Человек легко создает себе богов, трудно он с ними расстается. Богом Вениамина Петровича была воля. Он считал, что волевой человек неуязвим для несчастий, для скорби, для мелких житейских неурядиц, ибо исповедовал истину, согласно которой человек несчастен постольку, поскольку сам в этом убежден. Как уже говорилось, были у Вениамина Петровича встречи, были разлуки, причем последняя – самая основательная, хотя и не самая тяжелая, потому что исподволь он к ней готовился давно. От него ушла Алла. Жена, с которой он прожил одиннадцать лет. Хотя как сказать – одиннадцать. Легко вести счет дням тем, кто живет дома постоянно, чьи пути от дома до работы занимают минуты. В крайнем случае – часы. Его служебные отлучки исчислялись многими месяцами. Он принадлежал к тому поколению, которое, как он считал, жило инерцией военных подвигов. Десяти – двенадцатилетние ребятишки, во время войны они с упоением играли в войну, а потом, рано возмужав, стали осмысленно искать продолжение отцовскому героизму.

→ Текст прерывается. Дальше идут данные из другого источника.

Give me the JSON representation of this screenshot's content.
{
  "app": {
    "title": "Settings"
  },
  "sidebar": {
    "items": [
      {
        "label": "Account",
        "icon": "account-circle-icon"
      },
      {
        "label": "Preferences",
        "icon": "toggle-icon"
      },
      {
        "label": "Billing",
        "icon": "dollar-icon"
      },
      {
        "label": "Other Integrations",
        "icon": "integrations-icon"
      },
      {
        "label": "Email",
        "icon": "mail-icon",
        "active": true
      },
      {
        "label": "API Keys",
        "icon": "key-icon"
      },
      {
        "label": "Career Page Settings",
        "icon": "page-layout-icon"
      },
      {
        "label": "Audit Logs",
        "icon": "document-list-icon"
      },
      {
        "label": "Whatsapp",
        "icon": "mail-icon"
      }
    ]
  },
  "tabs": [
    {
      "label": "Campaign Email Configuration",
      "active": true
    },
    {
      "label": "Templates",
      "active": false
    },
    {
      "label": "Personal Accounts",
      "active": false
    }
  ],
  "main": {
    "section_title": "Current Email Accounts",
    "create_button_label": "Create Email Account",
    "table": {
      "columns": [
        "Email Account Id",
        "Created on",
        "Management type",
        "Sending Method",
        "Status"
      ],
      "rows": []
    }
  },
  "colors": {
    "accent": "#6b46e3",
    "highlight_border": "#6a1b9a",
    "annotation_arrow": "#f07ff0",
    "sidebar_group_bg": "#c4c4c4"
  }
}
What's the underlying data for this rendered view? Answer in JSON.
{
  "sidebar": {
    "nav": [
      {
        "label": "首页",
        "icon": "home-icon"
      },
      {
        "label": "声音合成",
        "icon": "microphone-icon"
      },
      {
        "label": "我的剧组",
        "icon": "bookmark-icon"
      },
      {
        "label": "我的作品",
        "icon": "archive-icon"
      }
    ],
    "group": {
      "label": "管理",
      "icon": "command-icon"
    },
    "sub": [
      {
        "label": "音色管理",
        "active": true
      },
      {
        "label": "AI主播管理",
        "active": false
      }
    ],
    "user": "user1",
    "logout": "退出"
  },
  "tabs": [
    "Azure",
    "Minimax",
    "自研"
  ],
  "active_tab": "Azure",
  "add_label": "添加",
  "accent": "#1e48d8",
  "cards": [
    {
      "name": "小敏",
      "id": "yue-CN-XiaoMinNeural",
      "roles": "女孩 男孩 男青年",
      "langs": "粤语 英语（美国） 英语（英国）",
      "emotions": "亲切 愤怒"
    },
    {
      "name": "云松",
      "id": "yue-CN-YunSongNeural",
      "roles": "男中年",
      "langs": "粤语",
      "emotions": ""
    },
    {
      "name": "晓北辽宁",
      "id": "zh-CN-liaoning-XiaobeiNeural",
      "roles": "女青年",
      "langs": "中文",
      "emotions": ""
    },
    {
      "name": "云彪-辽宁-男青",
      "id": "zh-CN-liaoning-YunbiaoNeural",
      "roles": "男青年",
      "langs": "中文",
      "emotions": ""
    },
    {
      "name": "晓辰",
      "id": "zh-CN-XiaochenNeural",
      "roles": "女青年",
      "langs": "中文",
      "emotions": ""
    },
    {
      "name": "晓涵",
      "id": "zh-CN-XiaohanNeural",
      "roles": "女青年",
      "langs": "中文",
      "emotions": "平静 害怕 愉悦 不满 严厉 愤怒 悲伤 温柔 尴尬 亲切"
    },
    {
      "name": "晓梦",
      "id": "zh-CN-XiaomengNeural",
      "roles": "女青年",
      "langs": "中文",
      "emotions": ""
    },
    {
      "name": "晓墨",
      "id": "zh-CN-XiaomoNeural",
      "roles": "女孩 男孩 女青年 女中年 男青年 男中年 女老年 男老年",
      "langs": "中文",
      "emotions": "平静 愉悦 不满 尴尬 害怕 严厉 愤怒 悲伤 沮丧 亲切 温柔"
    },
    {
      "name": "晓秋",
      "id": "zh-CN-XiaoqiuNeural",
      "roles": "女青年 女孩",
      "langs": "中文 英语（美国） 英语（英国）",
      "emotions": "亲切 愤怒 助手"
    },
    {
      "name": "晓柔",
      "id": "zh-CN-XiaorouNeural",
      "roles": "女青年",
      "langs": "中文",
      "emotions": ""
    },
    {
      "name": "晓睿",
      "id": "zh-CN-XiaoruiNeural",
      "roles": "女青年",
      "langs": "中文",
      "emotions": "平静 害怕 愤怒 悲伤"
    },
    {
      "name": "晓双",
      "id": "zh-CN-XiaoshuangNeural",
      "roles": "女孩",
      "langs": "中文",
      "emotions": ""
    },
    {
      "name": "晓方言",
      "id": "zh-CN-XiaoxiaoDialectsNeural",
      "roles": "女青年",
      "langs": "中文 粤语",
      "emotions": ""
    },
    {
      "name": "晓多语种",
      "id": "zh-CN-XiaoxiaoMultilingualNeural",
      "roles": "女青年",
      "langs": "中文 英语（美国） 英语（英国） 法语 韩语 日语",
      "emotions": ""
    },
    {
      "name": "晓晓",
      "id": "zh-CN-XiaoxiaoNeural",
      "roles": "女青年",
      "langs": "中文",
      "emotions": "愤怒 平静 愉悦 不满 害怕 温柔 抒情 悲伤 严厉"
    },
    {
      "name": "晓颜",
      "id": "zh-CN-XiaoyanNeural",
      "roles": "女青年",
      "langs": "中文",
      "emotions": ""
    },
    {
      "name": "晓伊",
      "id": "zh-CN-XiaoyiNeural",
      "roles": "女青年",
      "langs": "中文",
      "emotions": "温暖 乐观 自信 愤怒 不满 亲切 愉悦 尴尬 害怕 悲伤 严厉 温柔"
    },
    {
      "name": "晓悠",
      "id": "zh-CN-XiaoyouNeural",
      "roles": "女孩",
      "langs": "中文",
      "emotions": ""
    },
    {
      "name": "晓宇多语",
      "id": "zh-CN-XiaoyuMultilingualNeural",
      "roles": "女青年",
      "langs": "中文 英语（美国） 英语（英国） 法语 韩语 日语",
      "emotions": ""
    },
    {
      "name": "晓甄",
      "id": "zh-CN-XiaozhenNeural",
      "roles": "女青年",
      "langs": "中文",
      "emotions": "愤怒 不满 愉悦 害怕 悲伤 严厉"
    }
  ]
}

Наиболее заманчивыми дорогами тогда казались труднейшие. Пожалуй, одним из самых модных слов в то время стало «экспедиция».

Из одиннадцати лет своей семейной жизни в экспедициях Вениамин Петрович провел примерно половину. Алла считала – лучшую половину, ибо весна и лето – лучшие времена года. Не то, что она была ветренной или не любила, или не умела ждать. Вениамин Петрович, оценивая свою бывшую жену со стороны, старался встать на позицию человека незаинтересованного, убеждал себя, что ее измена (она сказала ему об этом непринужденно и даже с какой-то обидной деловитостью) – следствие не легкомыслия, а единственный выход, который видит человек, способный рассуждать в подобных обстоятельствах. Он не обвинял ни Аллу, ни себя. Она и впрямь терпела так долго, и ее слова о том, что бегут годы, а нельзя вернуть и день, были словами справедливыми и даже само собой разумеющимися. Другое дело, что Алла не хотела и слышать о том, чтобы ходить в экспедиции вместе. Она была убеждена, что дальние дороги – удел мужчин, женщине в горах и вообще в походах делать нечего. Тогда он вполне логично сказал, что кто-то должен стоять за станком, кто-то – летать, а кто-то – ходить в экспедиции. И если все это – удел мужчин, то у женщин по отношению к этим мужчинам должны быть определенные обязательства. В частности, у жен экспедиционников обязательство – ждать. Но Алла расплакалась, взяла его руку и, нервно постукивая по ней пальцами, сказала, что она уже устала от ожидания, что она, наверное, совсем не такая, какая ему нужна, и решения ее уже не изменить.

Все происходило почти так, как он. видел в разных кинофильмах на эту тему. Поэтому он, несмотря на драматизм происходящего, внутренне улыбнулся и не удержался от обязательного вопроса киногероя: «Ты его любишь?» И она ответила точно так, как отвечали киногероини: «Не знаю… Пока не знаю».

Разошлись они, как нынче в большинстве случаев расходятся интеллигентные люди, без взаимных обвинений и остались друзьями, ровно настолько, насколько можно оставаться ими в таком положении.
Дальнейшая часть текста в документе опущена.